Kyllandos sözcüğünün Hellen dilinde anlamı yoktur. Ayrıca kentin tarihi ve kuruluşu ile ilgili hemen hemen hiçbir bilgi de bulunmamaktadır. Yalnızca Byzantion'lu Stephanos isminden söz etmiştir.
Kentin bulunduğu yerde herhangi bir araştırma yapılmamıştır. Bugün akropol olarak nitelenen tepenin üzerinde mabet olması ihtimalinde temel kalıntıları, sarnıç ve biraz da sur duvarlarına ait kalıntılar vardır
 
Kyon Antik Kenti

Kyon, Muğla'nın Yatağan ilçesi Kavaklıdere bucağına bağlı Bellibal köyündedir (Çamyayla).
Kyon , Hellen dilinde “Köpek Mezarı” anlamında bir sözcüktür. Bizans döneminde ise burası “Paliapolis” olarak biliniyordu. Strabon ve Byzantionlu Stephanos'un yalnızca ismini vermekle yetindiği bu kent ile ilgili bilgi pek yoktur. Yörede arkeolojik araştırma da yapılmamıştır.

Roma döneminde sikke basan kentten günümüze yalnızca Roma dönemine ait tiyatronun Cavea'sı gelebilmiştir. Onun yanı sıra Bellibal köyü'nün içerisinde Roma çağına ait bazı mimari parçalar ile sunak kalıntıları gelebilmiştir.
 
Larymna Antik Kenti

Larymna, Marmaris'de Bozburun'un kuzey-doğusundaki Asar Tepe'nin üzerindedir.
Larymna, Luwi veya Karia dilinden gelen bir sözcük olup “Kum Halkı” anlamındadır.
Bu kentte yeterli bir araştırma yapılmadığından, kentin tarihi konusundaki bilgiler yetersizdir. Bununla beraber Akropol'ün üzerindeki ve yamaçlarında Eskiçağ'a ait kalıntılar bulunmaktadır. Bunlara dayanarak kentin geçmişini M.Ö. 2000 yıllarına tarihlendirenler olmuştur.

Larymna'dan günümüze bazı duvar kalıntıları ile temel izleri gelmişse de bunlar yeterli bilgi vermekten çok uzaktır.
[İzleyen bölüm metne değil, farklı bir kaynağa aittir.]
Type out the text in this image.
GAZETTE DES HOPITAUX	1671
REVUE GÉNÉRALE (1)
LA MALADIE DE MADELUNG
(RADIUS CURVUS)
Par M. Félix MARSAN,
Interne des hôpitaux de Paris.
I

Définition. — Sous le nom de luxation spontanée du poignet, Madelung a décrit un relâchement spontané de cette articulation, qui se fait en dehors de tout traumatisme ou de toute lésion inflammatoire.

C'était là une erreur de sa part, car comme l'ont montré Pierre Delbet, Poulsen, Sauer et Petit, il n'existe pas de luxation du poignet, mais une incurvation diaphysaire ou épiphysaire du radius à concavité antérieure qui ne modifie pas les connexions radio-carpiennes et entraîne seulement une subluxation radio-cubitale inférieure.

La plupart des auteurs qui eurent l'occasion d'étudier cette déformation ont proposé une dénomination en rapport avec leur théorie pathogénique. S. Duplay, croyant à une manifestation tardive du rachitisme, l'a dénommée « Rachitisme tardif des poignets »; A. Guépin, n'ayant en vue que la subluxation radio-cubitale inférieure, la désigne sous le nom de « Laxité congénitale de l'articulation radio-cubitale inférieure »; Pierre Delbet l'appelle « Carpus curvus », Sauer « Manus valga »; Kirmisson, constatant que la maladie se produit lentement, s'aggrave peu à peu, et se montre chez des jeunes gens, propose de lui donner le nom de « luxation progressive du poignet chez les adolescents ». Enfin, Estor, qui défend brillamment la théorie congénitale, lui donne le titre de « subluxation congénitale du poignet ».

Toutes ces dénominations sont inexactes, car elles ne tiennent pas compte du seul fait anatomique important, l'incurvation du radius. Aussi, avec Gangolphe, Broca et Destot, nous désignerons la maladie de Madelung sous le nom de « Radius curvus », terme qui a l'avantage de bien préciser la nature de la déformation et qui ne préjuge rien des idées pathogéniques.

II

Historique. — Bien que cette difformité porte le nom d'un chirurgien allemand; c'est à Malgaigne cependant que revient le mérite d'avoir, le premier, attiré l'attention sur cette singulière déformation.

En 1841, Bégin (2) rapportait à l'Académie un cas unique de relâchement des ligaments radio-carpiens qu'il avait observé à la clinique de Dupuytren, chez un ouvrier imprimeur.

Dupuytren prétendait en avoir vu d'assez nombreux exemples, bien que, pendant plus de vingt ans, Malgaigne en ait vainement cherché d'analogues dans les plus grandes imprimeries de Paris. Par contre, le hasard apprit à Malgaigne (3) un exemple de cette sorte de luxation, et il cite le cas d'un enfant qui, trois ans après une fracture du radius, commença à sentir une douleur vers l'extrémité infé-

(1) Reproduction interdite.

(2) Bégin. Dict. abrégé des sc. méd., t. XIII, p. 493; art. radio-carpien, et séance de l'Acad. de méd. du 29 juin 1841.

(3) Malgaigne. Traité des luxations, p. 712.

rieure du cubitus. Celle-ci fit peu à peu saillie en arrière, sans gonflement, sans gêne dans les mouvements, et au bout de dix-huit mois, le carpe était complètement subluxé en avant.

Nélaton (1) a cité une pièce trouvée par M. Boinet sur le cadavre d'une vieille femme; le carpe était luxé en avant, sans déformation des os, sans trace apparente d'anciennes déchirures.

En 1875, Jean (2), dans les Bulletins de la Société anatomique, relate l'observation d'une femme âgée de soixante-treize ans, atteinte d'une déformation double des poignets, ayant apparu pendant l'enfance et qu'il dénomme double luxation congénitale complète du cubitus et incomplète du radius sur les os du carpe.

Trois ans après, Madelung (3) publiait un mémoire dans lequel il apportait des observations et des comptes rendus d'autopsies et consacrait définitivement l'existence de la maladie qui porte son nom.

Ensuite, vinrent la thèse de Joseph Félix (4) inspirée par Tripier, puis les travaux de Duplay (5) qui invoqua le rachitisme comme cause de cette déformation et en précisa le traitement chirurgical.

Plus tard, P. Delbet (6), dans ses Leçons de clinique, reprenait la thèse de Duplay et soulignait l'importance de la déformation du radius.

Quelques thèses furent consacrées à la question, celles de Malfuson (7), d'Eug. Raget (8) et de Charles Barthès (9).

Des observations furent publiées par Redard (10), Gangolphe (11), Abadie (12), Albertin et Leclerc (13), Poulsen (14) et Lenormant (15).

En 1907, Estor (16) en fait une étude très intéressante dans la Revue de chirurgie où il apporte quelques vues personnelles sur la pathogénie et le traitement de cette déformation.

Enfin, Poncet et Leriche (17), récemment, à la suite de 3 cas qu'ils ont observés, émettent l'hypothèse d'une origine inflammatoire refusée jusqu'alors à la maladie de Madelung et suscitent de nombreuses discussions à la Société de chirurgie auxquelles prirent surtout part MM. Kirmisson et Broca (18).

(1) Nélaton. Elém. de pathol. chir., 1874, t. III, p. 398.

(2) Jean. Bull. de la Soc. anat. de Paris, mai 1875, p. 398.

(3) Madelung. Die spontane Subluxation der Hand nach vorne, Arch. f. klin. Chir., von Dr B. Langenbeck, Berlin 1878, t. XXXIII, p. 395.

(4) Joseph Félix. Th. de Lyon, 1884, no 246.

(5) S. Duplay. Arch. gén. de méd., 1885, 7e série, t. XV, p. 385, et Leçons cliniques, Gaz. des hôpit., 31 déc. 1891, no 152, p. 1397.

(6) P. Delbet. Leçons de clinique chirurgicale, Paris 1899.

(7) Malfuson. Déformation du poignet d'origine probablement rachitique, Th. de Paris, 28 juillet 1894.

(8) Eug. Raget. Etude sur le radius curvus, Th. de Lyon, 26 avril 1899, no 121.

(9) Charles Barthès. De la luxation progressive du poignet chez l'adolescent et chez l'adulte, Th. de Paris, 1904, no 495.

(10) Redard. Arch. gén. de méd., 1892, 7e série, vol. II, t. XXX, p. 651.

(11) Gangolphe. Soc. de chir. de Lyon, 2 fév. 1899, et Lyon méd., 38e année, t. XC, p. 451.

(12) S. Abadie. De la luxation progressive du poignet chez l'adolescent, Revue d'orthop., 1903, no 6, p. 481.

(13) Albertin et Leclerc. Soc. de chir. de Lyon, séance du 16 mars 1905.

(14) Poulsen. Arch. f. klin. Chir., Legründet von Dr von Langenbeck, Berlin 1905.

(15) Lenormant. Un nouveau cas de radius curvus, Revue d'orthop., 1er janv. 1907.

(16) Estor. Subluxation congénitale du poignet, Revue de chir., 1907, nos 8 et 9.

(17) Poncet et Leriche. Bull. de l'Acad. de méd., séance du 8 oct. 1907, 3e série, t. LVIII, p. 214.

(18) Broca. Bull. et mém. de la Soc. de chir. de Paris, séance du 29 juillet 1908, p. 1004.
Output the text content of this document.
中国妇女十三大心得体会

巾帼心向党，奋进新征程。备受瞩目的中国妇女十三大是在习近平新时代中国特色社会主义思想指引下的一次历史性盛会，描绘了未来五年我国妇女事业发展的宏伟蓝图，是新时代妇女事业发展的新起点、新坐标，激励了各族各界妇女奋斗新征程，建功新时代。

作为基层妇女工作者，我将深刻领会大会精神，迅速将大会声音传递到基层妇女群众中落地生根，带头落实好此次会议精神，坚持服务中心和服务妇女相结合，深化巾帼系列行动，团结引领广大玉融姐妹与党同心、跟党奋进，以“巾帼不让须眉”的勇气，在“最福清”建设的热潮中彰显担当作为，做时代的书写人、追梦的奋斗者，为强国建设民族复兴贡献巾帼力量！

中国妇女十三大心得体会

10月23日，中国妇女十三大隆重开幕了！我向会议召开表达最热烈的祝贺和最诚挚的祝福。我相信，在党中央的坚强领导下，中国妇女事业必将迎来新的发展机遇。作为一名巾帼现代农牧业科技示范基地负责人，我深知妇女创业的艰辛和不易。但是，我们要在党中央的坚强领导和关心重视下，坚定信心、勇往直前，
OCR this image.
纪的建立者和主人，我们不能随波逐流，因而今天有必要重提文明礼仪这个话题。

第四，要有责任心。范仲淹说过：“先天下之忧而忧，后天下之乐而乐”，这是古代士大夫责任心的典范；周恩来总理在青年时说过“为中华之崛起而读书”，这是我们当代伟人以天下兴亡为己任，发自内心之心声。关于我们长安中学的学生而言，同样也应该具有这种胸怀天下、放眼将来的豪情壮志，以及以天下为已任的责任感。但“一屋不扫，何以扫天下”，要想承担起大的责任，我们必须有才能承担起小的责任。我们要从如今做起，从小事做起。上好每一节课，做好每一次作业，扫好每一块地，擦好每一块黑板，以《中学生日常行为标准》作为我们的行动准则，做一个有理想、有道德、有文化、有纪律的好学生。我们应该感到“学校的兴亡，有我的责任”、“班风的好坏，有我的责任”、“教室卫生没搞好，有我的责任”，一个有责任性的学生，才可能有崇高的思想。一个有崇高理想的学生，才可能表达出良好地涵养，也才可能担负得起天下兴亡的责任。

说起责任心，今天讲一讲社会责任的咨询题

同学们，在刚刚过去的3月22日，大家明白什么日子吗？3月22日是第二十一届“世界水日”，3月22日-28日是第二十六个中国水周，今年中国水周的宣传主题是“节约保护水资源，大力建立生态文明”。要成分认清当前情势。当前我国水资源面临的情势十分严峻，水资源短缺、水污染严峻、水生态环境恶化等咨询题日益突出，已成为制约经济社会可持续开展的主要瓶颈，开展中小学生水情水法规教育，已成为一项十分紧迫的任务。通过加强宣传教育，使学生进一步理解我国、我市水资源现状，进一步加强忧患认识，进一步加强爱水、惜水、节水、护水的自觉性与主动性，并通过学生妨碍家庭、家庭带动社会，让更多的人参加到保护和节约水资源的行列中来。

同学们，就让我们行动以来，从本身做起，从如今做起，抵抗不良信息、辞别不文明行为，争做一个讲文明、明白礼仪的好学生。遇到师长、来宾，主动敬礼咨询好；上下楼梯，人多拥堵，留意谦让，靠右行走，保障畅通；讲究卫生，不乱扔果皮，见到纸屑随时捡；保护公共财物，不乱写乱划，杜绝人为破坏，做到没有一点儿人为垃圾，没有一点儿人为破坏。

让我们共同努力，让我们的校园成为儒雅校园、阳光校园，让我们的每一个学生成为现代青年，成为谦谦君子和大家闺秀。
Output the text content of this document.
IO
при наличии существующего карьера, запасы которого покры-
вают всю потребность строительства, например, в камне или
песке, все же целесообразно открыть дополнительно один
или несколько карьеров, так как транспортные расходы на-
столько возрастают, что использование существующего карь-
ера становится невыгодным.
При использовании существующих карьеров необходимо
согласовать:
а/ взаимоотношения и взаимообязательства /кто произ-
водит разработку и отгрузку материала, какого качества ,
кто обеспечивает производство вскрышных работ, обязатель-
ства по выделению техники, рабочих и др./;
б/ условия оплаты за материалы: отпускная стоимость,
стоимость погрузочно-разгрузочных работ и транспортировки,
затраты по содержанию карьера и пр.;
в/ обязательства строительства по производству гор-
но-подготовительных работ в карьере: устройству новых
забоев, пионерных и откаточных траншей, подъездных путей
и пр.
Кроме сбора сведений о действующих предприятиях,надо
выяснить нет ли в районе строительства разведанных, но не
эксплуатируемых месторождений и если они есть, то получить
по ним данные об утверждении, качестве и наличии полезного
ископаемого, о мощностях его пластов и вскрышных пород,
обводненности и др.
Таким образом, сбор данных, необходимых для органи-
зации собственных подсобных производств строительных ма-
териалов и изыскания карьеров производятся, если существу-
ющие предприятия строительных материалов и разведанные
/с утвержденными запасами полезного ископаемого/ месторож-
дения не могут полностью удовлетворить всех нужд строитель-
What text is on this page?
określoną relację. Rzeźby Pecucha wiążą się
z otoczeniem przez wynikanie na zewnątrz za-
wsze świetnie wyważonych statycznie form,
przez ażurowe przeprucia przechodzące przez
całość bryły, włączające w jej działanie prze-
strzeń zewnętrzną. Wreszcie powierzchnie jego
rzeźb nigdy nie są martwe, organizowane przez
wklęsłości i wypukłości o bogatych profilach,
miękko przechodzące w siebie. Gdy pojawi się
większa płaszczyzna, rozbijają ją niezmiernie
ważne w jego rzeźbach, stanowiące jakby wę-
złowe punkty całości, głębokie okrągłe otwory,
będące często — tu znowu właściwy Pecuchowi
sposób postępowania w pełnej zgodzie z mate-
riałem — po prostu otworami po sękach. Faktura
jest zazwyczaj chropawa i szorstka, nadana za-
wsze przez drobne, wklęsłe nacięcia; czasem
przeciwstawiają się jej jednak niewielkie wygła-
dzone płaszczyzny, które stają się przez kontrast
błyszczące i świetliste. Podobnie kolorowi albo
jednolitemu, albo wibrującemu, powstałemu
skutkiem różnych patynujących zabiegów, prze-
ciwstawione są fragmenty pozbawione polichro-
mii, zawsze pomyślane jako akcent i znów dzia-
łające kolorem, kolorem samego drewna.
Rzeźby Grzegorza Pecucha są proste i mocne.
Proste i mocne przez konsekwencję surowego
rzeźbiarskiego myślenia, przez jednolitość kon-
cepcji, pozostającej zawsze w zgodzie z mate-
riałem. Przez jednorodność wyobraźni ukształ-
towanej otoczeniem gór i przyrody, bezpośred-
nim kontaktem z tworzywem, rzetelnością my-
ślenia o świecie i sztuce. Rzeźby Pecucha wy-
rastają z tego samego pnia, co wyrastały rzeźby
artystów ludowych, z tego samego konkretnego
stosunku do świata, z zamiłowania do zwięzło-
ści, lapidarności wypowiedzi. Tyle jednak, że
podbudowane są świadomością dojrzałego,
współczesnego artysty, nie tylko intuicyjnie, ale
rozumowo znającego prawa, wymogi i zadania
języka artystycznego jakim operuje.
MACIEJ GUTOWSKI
Ancak deniz kıyısında Akropol'e çıkışta yamaçta surlara ait olduğu sanılan Leleg üslûbunda yapılmış duvarlar ve dikdörtgen plânlı burç kalıntıları ile karşılaşılmıştır. Bunun yanı sıra Turgutlu'da düzgün mimari parçalarına da rastlanmıştır.
 
Latmos Herakleiası Antik Kenti

mPMs5.webp
Latmos Herakleiası, Bafa gölünün kuzey-doğu kıyısında Milas’a 39 km. uzaklıktaki Latmos dağlarının eteklerindeki Kapıkırı Köyü’nün bulunduğu yerdedir.
Eski Çağda Latmos dağları olarak bilinen Beşparmak dağları sarp ve ormanlarla kaplı olup Latmos körfezini(Latmikos Kolpos) çevirmektedir. Doğal güzelliği ile tanınan bu antik kente aynı zamanda Latmos veya Latmia ismi de yakıştırılmıştır. Nitekim Strabon ,çevresindeki dağlardan dolayı kentin Latmos ismini aldığını da özellikle belirtmiştir.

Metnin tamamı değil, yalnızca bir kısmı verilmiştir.